Given that arrangement you'd expect each ball to be drawn amongst the main balls, on average, about every 7 or 8 draws. What caught my eye then was that the ball numbered 30 had gone 37 draws without being vacuumed up as part of the main draw. That's nine months without gulping fresh air, which seemed pretty extraordinary to me. But, the questions is: how extraordinary?

Well, there's a 39 in 45 chance that a particular numbered ball won't be selected in the main draw in any given week, so the chances of that same numbered ball racking up 37 consecutive misses is (39/45)^37 (ie 39/45 raised to the 37th power), which is about 0.5% or, if you prefer, about a 200/1 event. That's a slim chance in anyone's assessment and certainly would be deemed statistically significant in most journal articles. So, do I have grounds for questioning the randomness of the Monday Lotto draw?

Absolutely not. The probability I just calculated applies only to the situation where the long-term unselected ball in question was pre-specified by me, but the situation that actually pertains is that I noticed that ball from amongst the 45 with the longest run of outs. I would have been equally amazed if it had been the ball numbered 5 that had achieved this record, or if it had been the ball numbered 12, or indeed any of the balls. In reality then I had a much greater chance of being amazed.

Just how much greater can readily be estimated via a quick simulation, which I've run and which tells me that I should expect to find at least one number with a run of outs of 37 weeks or longer about 20% of the time. In other words, it's only about a 4/1 shot and hardly worth being amazed about at all. Based on my calculations, we'd need to witness a run of about 47 weeks before we'd raise a statistician's eyebrow, as a run this long is the shortest that would surpass the 5% threshold for statistical significance. Further, we'd need a run of 58 weeks before we'd get that second eyebrow in motion as it'd only be then that we'd have a phenomenon with a probability of being due to chance under 1%.

Of course, events with probabilities even as low as 1% do occur occasionally - Melbourne to finish in the Top 4 anyone - so even if we did observe a run this long we couldn't definitively state that the Lotto draws hadn't been random, though we'd have a much stronger basis on which to suspect this.

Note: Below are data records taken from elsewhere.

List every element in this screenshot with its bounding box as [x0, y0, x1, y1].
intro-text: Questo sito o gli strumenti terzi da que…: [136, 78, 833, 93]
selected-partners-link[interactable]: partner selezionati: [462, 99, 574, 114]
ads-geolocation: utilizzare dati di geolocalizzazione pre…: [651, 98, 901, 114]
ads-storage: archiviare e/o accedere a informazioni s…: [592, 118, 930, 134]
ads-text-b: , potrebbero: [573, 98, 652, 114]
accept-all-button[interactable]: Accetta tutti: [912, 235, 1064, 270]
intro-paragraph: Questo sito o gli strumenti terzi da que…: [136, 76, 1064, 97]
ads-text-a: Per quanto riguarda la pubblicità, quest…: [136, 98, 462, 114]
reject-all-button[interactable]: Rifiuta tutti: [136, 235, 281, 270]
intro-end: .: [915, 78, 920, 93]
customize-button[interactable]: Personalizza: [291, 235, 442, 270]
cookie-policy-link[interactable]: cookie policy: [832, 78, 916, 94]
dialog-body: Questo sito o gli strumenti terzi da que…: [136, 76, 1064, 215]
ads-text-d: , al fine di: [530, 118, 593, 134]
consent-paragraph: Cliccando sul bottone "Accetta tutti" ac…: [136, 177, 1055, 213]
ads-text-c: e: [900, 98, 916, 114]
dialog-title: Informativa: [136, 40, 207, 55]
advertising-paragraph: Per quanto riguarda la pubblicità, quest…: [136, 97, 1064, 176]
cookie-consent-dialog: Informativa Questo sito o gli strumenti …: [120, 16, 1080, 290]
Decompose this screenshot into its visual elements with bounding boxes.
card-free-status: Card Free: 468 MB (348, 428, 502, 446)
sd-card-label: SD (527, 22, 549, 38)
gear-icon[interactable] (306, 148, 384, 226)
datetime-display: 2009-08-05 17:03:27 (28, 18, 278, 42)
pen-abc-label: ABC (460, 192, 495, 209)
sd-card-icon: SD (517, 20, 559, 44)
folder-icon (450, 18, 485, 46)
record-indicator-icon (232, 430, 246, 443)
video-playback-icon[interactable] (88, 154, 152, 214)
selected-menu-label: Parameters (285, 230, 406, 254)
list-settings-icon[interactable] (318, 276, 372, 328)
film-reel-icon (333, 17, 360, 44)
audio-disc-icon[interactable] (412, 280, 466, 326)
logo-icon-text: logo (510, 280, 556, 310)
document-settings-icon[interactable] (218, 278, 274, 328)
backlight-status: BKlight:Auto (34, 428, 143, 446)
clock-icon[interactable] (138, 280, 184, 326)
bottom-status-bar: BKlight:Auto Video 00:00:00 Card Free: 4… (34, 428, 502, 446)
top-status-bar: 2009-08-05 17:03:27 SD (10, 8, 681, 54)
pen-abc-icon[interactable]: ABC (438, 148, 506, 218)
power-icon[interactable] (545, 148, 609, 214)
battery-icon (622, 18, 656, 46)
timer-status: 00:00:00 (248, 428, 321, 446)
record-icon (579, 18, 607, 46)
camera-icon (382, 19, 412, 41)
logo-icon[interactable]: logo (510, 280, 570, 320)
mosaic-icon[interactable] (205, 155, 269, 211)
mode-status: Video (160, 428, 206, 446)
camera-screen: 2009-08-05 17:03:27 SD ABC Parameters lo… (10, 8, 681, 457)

My more general point here is how easy it is to be fooled into believing that something we've observed is extraordinary without realising how many non-extraordinary things we observed and discounted before registering the outlier. This psychological bias is the basis for many of the "unbelievable" coincidences credulously reported in the media - the person who wins the lottery for the 2nd time, the family with the Dad and the three kids all born on the same day, and the two holes in one by the same golfer in the same round.

If a lot of stuff's happening, most of it will be ordinary, but some of it must be extraordinary.